Mais les milieux professionnels et les épargnants crurent à l'intervention, voire à la manipulation. Ils étaient hantés par le souvenir des deux hausses précédentes brutales, qui furent sans lendemain, en décembre 1965-janvier 1966 et en octobre-décembre 1966. Ils n'avaient pas conscience du retard des valeurs françaises par rapport aux valeurs européennes mesuré par rapport aux cours les plus élevés de 1961-62.

Les facteurs économiques

Durant le second semestre de 1967, il s'est manifesté en France une sorte d'indifférence pour un ensemble de mesures à l'effet positif et cumulatif, pourtant prévisible, prises de façon échelonnée par le ministre de l'Économie et des Finances, Michel Debré : exonération dans la limite de 500 F des intérêts obligataires ; institution d'une taxation libératoire à 25 % du produit des valeurs à revenu fixe ; mesure fiscale en faveur des engagements d'épargne à long terme et en faveur de l'assurance vie ; renforcement de l'effort dans le sens d'une meilleure information des actionnaires avec la création de la Commission des opérations de Bourse par une ordonnance du 28 septembre 1967.

La vérité est peut-être que la Bourse, souvent, ne se préoccupe pas de facteurs boursiers, mais de facteurs économiques et monétaires. Elle ressentait le danger de la prolongation de la déflation, sans prévoir encore la reflation qui allait être prochaine, et demeurait dans le désabusement. C'était peut-être aussi que ses meilleurs éléments avaient pris l'habitude d'effectuer des études comparatives de valeurs françaises, européennes et américaines : elles montraient la faiblesse anormale des marges bénéficiaires françaises, eu égard à celles des autres pays, l'insuffisance de l'auto-financement et l'alourdissement de l'endettement qui en résultaient.

Simultanément, le public informé se préoccupait des vicissitudes des devises de réserve, qui, dès novembre, provoquent un sauve-qui-peut de la zone sterling et du dollar, incitent certains à l'achat de mines d'or et d'autres, plus nombreux, à garder de l'argent placé à court terme.

Progression des françaises

L'intensification des crises monétaires au début de 1968, en revanche, va concourir à susciter un intérêt accru pour les valeurs françaises, parce que le franc français, considéré comme un refuge au même titre que le Deutsch Mark et le franc suisse, n'est pas disponible sur les places étrangères et que les valeurs cotées à Paris peuvent seules conférer la protection française, estimée alors comparable à celle d'un placement suisse ou allemand.
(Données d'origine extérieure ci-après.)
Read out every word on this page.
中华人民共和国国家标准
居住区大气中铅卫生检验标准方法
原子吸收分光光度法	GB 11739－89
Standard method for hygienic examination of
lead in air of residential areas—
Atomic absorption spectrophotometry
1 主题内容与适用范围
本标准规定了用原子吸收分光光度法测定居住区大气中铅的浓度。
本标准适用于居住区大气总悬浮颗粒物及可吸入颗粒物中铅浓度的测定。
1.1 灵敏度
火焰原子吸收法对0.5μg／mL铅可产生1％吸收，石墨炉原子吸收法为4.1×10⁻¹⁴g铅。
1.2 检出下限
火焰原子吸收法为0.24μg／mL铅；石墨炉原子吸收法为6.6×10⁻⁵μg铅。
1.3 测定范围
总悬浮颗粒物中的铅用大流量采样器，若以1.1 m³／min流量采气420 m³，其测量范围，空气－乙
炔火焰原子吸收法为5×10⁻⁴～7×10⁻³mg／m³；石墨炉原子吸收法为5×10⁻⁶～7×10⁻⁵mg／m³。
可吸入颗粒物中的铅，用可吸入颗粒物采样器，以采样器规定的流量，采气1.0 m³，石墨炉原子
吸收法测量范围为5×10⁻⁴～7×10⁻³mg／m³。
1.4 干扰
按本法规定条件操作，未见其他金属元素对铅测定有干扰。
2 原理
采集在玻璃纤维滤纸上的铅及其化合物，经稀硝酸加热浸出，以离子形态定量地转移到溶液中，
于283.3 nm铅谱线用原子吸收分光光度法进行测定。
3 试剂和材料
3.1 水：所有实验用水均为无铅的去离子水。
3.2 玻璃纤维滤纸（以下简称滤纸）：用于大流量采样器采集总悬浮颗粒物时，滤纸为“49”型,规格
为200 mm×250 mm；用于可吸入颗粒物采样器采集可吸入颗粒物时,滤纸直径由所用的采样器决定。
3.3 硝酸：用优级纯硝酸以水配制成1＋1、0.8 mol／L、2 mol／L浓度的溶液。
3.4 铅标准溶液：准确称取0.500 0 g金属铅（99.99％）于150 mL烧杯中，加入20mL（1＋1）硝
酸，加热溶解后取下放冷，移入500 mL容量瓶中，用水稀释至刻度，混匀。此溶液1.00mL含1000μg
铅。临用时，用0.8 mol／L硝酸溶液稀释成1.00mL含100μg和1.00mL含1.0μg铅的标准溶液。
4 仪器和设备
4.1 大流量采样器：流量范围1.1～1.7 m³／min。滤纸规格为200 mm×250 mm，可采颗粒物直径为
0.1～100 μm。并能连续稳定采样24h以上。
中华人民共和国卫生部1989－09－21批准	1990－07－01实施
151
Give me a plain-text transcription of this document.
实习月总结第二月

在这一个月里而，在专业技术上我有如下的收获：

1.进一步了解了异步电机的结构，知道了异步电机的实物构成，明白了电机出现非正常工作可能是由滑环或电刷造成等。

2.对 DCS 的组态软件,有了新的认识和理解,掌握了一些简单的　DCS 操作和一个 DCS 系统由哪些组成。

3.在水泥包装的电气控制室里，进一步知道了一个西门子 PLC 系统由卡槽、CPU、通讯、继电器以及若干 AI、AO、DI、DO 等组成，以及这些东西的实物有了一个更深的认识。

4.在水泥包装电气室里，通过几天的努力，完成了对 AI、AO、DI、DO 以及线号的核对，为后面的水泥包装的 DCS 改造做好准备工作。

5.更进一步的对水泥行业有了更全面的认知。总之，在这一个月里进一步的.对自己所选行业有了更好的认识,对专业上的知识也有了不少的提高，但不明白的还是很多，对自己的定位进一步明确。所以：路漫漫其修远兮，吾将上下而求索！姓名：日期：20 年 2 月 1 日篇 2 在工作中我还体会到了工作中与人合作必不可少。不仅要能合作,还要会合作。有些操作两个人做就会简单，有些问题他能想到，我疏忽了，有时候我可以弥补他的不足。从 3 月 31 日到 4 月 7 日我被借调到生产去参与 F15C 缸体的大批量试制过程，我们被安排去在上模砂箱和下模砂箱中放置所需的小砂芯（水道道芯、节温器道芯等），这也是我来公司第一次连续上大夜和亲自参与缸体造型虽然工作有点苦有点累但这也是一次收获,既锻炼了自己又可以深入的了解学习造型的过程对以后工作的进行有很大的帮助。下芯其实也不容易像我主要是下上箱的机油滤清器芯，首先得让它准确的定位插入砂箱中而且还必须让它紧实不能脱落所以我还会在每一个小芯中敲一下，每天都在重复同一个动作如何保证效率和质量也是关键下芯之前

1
Il y a d'autres raisons, peut-être plus essentielles, qui ont concouru à faire progresser la place de Paris du début janvier jusqu'au 10 mai, et cela sans artifice. Il ne s'agit pas d'intervention : de fait, le volume des échanges en actions françaises, en quatre mois, marque un gonflement de 108,5 % par rapport à la période correspondante de l'année précédente, cependant que la capitalisation boursière, à 97 249 millions, se révèle en progression de 14,1 % en quatre mois.
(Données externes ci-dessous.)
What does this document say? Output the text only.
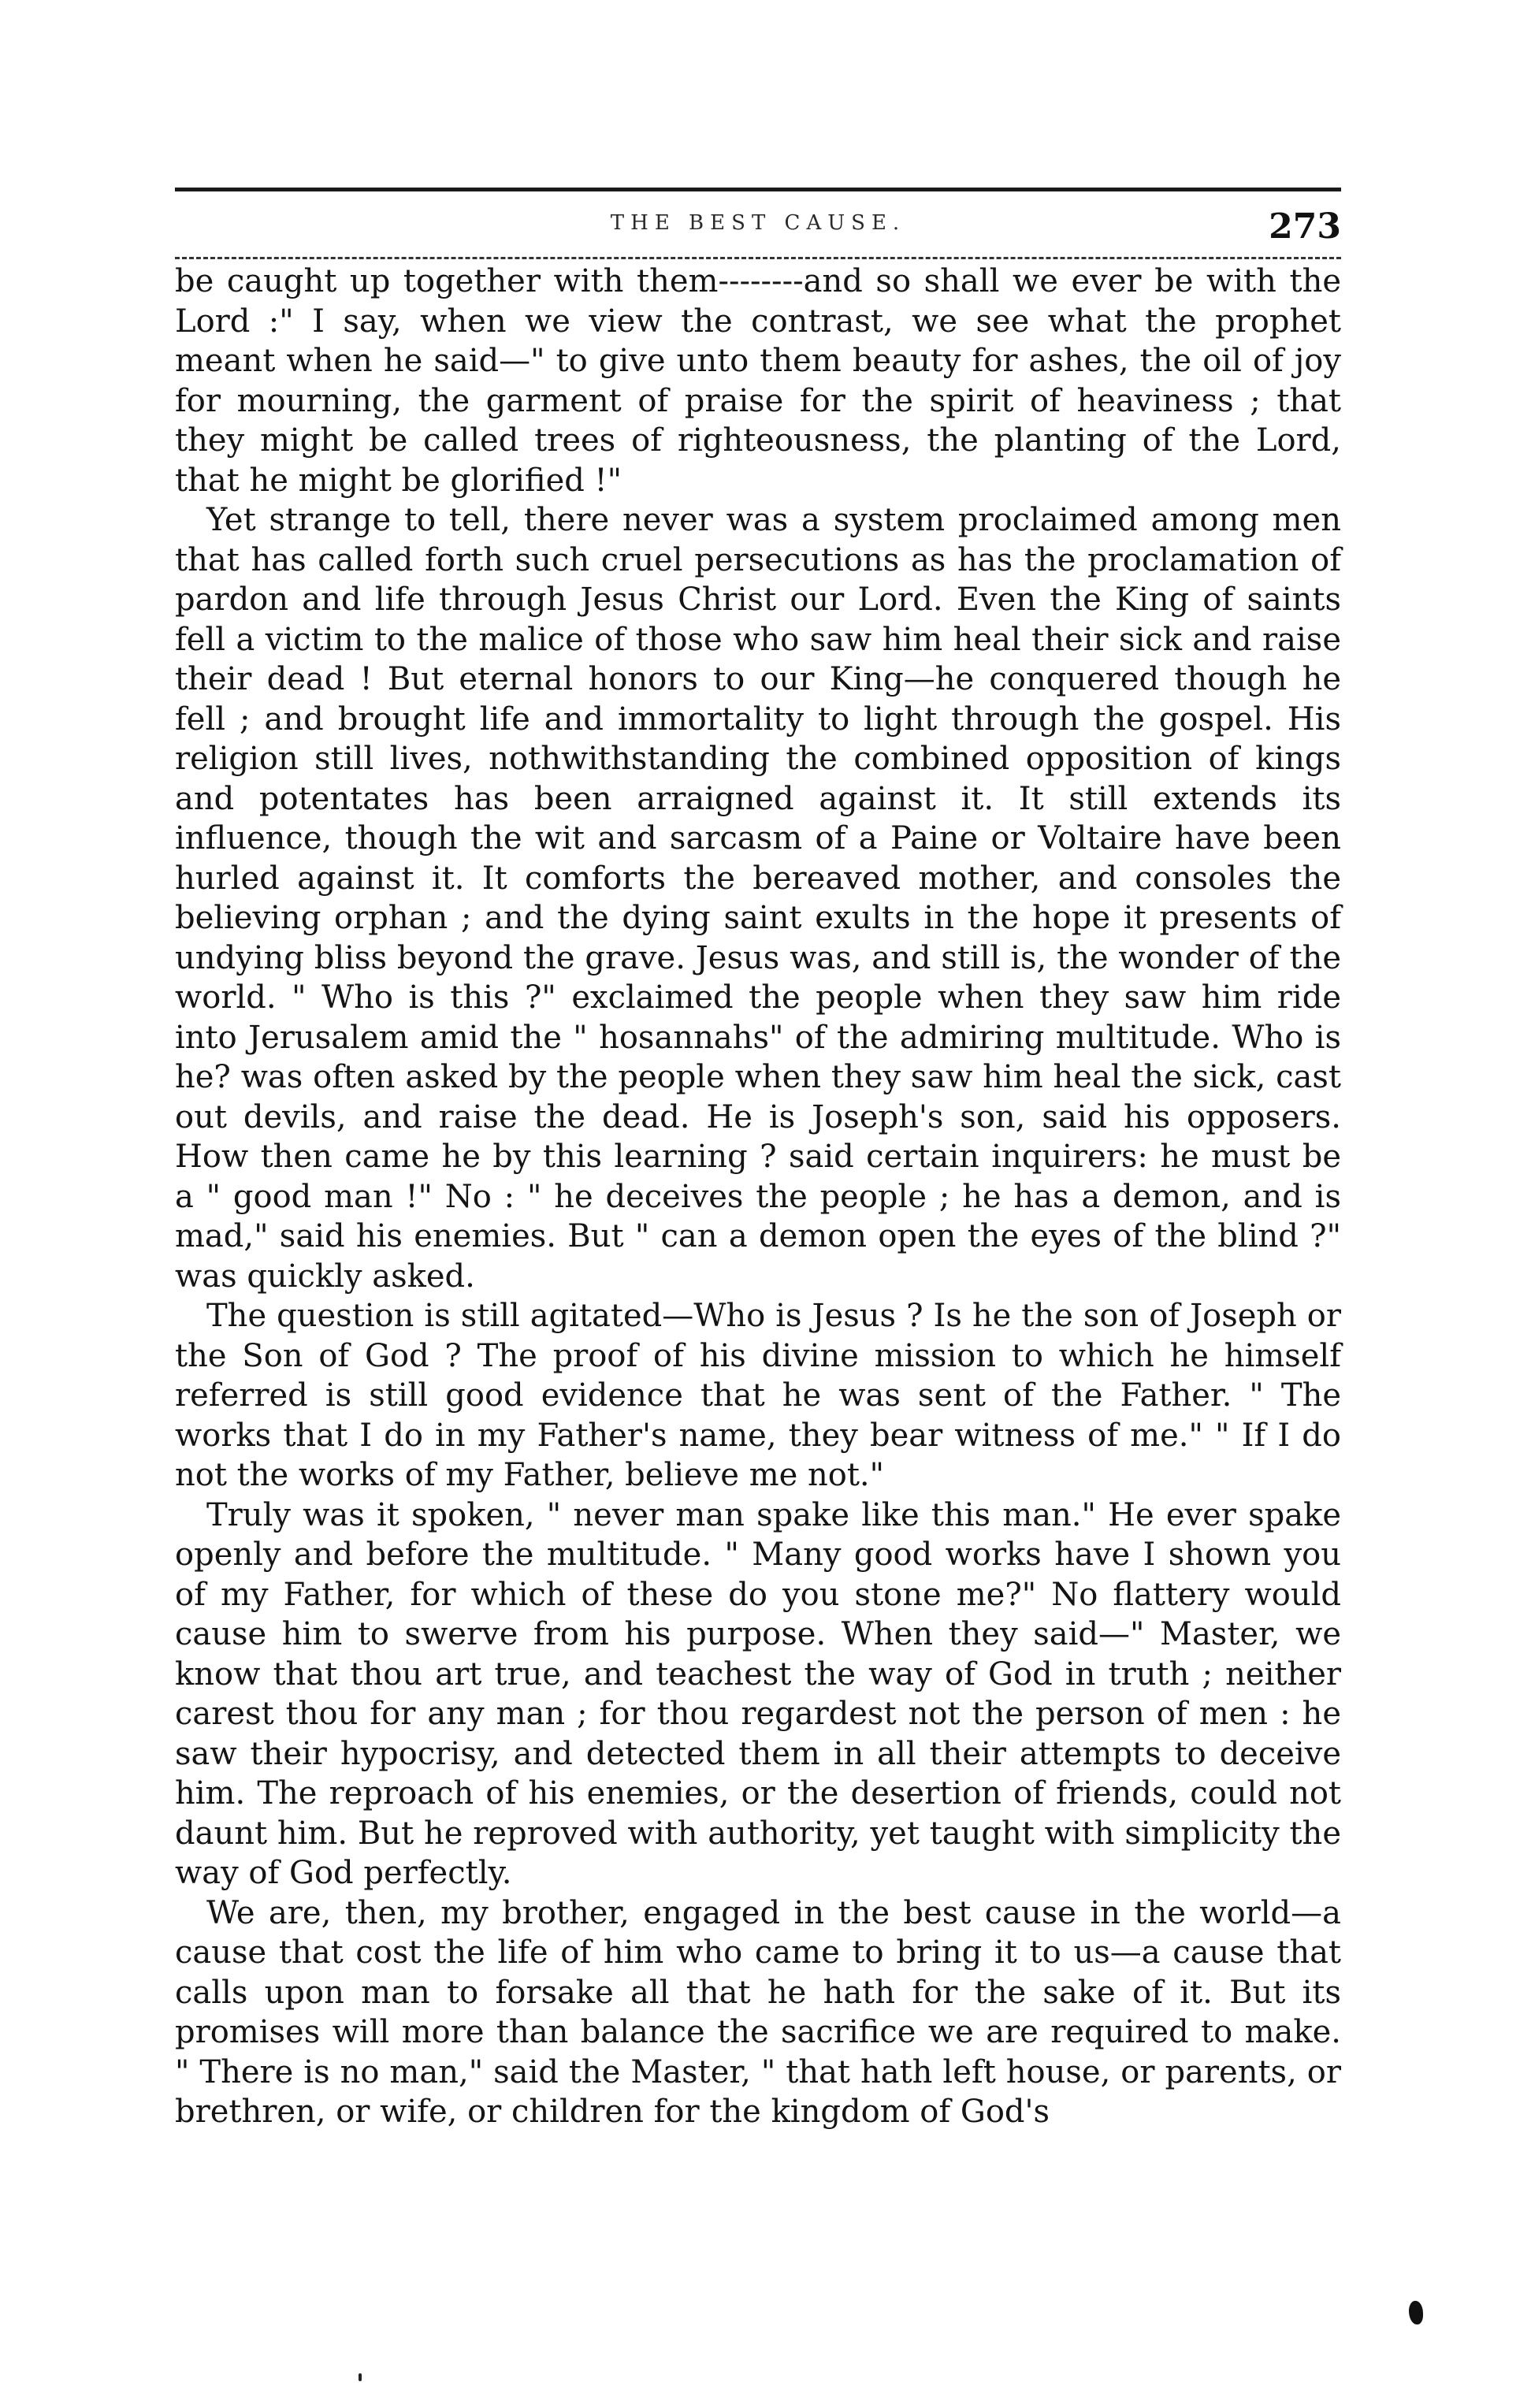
THE BEST CAUSE.	273

be caught up together with them--------and so shall we ever be with the Lord :" I say, when we view the contrast, we see what the prophet meant when he said—" to give unto them beauty for ashes, the oil of joy for mourning, the garment of praise for the spirit of heaviness ; that they might be called trees of righteousness, the planting of the Lord, that he might be glorified !"

Yet strange to tell, there never was a system proclaimed among men that has called forth such cruel persecutions as has the proclamation of pardon and life through Jesus Christ our Lord. Even the King of saints fell a victim to the malice of those who saw him heal their sick and raise their dead ! But eternal honors to our King—he conquered though he fell ; and brought life and immortality to light through the gospel. His religion still lives, nothwithstanding the combined opposition of kings and potentates has been arraigned against it. It still extends its influence, though the wit and sarcasm of a Paine or Voltaire have been hurled against it. It comforts the bereaved mother, and consoles the believing orphan ; and the dying saint exults in the hope it presents of undying bliss beyond the grave. Jesus was, and still is, the wonder of the world. " Who is this ?" exclaimed the people when they saw him ride into Jerusalem amid the " hosannahs" of the admiring multitude. Who is he? was often asked by the people when they saw him heal the sick, cast out devils, and raise the dead. He is Joseph's son, said his opposers. How then came he by this learning ? said certain inquirers: he must be a " good man !" No : " he deceives the people ; he has a demon, and is mad," said his enemies. But " can a demon open the eyes of the blind ?" was quickly asked.

The question is still agitated—Who is Jesus ? Is he the son of Joseph or the Son of God ? The proof of his divine mission to which he himself referred is still good evidence that he was sent of the Father. " The works that I do in my Father's name, they bear witness of me." " If I do not the works of my Father, believe me not."

Truly was it spoken, " never man spake like this man." He ever spake openly and before the multitude. " Many good works have I shown you of my Father, for which of these do you stone me?" No flattery would cause him to swerve from his purpose. When they said—" Master, we know that thou art true, and teachest the way of God in truth ; neither carest thou for any man ; for thou regardest not the person of men : he saw their hypocrisy, and detected them in all their attempts to deceive him. The reproach of his enemies, or the desertion of friends, could not daunt him. But he reproved with authority, yet taught with simplicity the way of God perfectly.

We are, then, my brother, engaged in the best cause in the world—a cause that cost the life of him who came to bring it to us—a cause that calls upon man to forsake all that he hath for the sake of it. But its promises will more than balance the sacrifice we are required to make. " There is no man," said the Master, " that hath left house, or parents, or brethren, or wife, or children for the kingdom of God's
Des raisons techniques avaient joué. La stabilité des cours en novembre et décembre avait donné rétrospectivement des allures de consolidation au recul d'octobre. Les résultats des sociétés pour l'année 1967, annoncés les premiers par les banques au début 1968, se montraient très supérieurs à ce qui était attendu. Des négociations, qui allaient lentement aboutir, s'ouvraient pour donner aux investisseurs allemands l'équivalent des avantages que conférait l'avoir fiscal aux porteurs français.

L'élan ne se dément pas

Le motif fondamental de la reprise a été la décision du ministre des Finances, au début de 1968, de réinjecter les crédits accrus dans l'économie, de rattraper le retard par rapport aux prévisions du Plan. L'épargne reprend goût à l'investissement mobilier, sans se laisser impressionner par les grèves des employés de la Bourse de Paris en janvier et février.

De la réouverture de la Bourse, le 22 février, jusqu'à la suspension des cours le 10 mai, faute de transmission des ordres, l'élan de la Bourse ne s'est pas démenti. Il n'a pas eu besoin d'être stimulé par les offres publiques d'achat comme celles qui ont joué un rôle de diversion psychologique comparable à celui des faits héroïques accompagnant les grandes défaites de l'histoire romaine.